GLOBAL MARKETS LIVE: Another Chinese company leaving the Nasdaq
|05/22/2020 | 10:16am|
In the United States, a few earnings reports. Asian companies such as Baidu, SoftBank and Xiaomi are in the news.
Persona non grata. The Chinese giant Baidu is reportedly thinking of leaving the Nasdaq in the face of renewed tension between China and the United States. This information was obtained by Reuters, in a context of suspicion towards Chinese companies in general and their accounting system in particular. Recently, American parliamentarians passed a bill that could block the way to the listing of Chinese companies in the United States. This bill is part of a broader context of a hardening of the American position against its great economic rival.
On a diet. SoftBank Group continues its extensive disposal plan by announcing the sale of 5% of its Japanese mobile phone subsidiary SoftBank Corp for JPY310.2 billion (about $2.8 billion). The Japanese giant plans to sell a colossal $40 billion of assets in 12 months, to relieve a balance sheet burdened by some risky investments.
Back to normal. Amazon.com has returned to a "pre-pandemic" configuration, notably by ceasing to favor basic necessities in its deliveries. According to the Wall Street Journal, the company is taking steps to get its business back to normal, including its two Amazon Prime promotional days traditionally held in September.
B737 MAX in the dark. The test flight of the Boeing 737 Max should not take place before June, according to information obtained by AFP. Another source even said that no timetable has been set for the time being.
Concerns at Nissan. The Kyodo agency understands that Nissan is going to cut some 20,000 jobs worldwide as part of the severe restructuring that is taking place. The group, like its partner Renault, is due to publish the details of its medium-term strategic plan in the very near future.
Giving and taking. Negotiations between the German government and Lufthansa on a €9bn support package would stumble over orders placed with Airbus, according to the Handelsblatt. The government wants the company to confirm its orders, but the company believes that this would put it in jeopardy.

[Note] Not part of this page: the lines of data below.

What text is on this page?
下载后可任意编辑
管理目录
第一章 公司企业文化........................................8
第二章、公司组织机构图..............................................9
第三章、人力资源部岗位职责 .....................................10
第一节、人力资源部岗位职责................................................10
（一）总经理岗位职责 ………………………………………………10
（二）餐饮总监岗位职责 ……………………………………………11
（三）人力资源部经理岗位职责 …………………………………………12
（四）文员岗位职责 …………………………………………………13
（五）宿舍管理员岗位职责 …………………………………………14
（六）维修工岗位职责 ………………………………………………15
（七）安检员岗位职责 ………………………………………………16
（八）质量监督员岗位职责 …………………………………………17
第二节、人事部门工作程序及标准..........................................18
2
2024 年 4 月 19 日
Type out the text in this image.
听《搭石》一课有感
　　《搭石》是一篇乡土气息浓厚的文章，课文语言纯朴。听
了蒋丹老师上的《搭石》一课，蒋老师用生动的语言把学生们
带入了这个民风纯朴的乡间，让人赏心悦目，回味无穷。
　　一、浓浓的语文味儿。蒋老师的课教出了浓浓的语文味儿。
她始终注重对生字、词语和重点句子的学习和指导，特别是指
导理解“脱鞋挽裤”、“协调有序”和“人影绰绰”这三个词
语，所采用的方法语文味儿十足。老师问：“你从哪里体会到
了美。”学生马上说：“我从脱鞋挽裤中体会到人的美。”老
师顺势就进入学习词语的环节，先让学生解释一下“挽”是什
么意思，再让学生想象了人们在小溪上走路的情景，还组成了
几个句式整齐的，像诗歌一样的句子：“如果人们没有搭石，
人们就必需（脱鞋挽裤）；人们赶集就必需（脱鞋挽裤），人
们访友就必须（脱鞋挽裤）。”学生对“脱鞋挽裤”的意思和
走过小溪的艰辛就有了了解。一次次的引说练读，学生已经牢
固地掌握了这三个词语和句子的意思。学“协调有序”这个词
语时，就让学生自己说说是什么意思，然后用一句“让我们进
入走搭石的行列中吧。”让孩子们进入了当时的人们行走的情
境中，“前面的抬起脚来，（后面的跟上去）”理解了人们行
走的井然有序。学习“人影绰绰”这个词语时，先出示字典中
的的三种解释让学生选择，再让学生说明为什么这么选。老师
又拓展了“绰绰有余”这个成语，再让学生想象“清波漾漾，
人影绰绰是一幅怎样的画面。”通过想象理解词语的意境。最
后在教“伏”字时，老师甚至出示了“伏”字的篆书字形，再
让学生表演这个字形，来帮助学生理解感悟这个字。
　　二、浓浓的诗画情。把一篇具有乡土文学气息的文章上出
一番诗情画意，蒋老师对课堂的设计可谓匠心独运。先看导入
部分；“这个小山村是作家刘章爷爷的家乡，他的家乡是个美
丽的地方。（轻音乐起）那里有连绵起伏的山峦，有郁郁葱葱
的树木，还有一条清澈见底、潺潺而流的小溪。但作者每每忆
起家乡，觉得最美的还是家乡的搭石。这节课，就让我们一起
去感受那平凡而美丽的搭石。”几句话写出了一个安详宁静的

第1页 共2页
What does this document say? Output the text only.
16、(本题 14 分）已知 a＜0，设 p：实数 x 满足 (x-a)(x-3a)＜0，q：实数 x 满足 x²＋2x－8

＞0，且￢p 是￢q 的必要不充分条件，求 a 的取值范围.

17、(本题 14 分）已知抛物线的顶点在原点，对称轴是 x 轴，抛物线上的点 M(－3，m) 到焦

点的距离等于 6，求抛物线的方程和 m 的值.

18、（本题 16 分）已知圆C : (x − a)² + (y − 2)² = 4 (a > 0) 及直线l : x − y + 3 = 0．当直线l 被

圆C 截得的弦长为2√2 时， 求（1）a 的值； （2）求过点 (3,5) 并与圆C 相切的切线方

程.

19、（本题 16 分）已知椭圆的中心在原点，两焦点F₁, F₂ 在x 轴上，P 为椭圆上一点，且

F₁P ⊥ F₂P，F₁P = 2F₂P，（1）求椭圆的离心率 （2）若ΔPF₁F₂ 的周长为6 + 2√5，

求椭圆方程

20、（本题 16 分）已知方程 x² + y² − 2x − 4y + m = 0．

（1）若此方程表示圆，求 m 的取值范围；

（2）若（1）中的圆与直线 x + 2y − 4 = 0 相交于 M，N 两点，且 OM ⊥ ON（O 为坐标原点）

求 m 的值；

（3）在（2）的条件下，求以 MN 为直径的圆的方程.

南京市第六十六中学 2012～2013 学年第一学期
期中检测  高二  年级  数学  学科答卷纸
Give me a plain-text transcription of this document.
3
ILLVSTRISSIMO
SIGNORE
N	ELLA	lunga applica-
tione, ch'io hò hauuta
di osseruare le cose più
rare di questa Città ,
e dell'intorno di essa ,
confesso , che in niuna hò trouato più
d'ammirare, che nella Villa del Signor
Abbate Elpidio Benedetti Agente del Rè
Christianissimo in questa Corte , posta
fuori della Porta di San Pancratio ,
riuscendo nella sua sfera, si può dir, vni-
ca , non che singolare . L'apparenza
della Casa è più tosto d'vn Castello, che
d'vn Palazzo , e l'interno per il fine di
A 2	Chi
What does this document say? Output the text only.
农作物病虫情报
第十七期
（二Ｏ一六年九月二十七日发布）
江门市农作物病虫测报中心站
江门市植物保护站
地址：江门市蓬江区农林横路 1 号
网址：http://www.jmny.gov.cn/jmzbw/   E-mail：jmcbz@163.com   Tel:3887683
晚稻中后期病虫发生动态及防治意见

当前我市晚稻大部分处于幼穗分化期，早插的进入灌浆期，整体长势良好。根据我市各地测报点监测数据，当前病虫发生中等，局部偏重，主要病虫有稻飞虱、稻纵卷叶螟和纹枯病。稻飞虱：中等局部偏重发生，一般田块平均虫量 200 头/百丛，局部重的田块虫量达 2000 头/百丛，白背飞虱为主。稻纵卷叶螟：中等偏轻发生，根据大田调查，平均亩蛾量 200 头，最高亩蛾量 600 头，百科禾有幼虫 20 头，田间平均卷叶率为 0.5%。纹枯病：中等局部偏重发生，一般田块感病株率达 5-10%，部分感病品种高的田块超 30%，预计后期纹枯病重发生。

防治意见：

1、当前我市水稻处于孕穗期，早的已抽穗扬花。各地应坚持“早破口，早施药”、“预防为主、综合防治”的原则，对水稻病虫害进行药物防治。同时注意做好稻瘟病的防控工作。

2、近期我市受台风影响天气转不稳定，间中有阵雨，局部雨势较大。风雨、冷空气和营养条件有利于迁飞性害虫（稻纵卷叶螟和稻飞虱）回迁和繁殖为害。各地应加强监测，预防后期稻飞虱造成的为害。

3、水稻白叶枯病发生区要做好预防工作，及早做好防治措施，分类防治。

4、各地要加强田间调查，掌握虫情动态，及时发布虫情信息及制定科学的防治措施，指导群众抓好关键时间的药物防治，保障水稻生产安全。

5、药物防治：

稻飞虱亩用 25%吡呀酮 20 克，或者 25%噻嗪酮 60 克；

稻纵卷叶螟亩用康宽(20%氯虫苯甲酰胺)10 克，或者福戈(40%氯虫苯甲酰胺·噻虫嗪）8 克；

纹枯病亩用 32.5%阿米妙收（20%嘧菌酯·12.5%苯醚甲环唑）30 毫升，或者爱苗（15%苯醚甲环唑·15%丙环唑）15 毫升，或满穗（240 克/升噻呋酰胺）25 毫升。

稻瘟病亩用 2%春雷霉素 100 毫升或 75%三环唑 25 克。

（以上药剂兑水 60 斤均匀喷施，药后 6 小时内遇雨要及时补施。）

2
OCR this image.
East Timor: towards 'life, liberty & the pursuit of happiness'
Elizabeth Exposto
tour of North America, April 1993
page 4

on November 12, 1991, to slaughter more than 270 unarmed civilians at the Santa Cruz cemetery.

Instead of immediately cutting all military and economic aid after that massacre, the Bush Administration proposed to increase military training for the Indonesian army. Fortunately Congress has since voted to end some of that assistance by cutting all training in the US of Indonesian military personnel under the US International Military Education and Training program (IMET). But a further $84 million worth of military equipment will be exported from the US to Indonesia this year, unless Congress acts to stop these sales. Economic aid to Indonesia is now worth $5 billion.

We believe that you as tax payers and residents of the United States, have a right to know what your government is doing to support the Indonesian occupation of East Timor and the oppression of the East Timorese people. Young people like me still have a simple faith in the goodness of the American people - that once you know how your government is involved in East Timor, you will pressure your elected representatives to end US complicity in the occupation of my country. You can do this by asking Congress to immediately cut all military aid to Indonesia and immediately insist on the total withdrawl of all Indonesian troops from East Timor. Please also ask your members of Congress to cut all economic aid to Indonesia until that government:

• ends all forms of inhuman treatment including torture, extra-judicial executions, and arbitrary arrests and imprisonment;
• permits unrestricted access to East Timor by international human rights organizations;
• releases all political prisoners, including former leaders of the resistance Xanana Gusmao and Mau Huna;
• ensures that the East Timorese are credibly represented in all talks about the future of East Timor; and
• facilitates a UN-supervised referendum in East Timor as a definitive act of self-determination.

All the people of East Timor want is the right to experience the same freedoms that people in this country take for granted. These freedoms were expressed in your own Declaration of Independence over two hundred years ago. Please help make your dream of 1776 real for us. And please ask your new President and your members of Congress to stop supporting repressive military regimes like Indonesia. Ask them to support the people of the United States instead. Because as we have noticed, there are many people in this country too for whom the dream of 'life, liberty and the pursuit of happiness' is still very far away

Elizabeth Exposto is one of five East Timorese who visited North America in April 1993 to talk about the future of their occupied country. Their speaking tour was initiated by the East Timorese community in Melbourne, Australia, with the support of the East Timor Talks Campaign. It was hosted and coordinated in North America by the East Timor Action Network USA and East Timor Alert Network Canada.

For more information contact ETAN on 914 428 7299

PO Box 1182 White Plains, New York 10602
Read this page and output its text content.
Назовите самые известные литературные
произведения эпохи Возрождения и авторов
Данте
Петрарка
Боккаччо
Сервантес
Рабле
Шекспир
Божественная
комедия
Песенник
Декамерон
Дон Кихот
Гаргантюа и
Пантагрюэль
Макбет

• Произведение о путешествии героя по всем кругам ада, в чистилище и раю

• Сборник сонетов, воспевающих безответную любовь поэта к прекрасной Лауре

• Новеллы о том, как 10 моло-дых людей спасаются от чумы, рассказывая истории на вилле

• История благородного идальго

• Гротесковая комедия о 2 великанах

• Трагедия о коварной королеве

Not bad. Burberry did less well than the other European luxury groups in the first quarter, but is a little better placed than the consensus feared. The stock gained 2% at the start of the session, despite the pressure exerted on the sector by the return of nervousness in Hong Kong.
Fail. EasyJet's founder and main shareholder, Stelios Haji-Ioannou, failed in his putsch to bring down the carrier's management.
Alphabet rejected. The consulting firm ISS recommends to the shareholders of Google's parent company to reject the compensation proposed to the company's executives at the annual general meeting in June.
Earnings reports. NVIDIA has reported strong earnings growth and solid guidance, but the stock has been stagnating outside of the trading session. Stadler Rail will not meet its 2020 targets and needs to find a new CEO after Thomas Ahlburg's decision to step down for strategic differences. Hewlett Packard Enterprise is disappointed with its results, with the stock losing more than 5 percent outside the session. Alibaba reported better-than-expected sales for the quarter ended March 31. Deere reported results that were down sharply but slightly better than expected. Foot Locker posted a heavy loss and suspended its quarterly dividend.
Roche strengthens. The laboratory will acquire Stratos Genomics, a company specializing in DNA sequencing. The terms of the takeover of the small company based in Seattle, USA, were not communicated by Roche.
In other news. Jean-François van Boxmeer, the CEO of Heineken, will take over the chairmanship of Vodafone on November 3 from Gerard Kleisterlee. The US government is providing $1.2 billion in funding to AstraZeneca for its research into a vaccine against Covid-19. SelectQuote, the largest IPO in the United States since February, surged 36% on its first day of listing. Xiaomi takes 27.4% of Zimi for $102.8 million. Roche and Abbott will provide 10 million serological tests to Great Britain, for the health personnel, the British government has announced.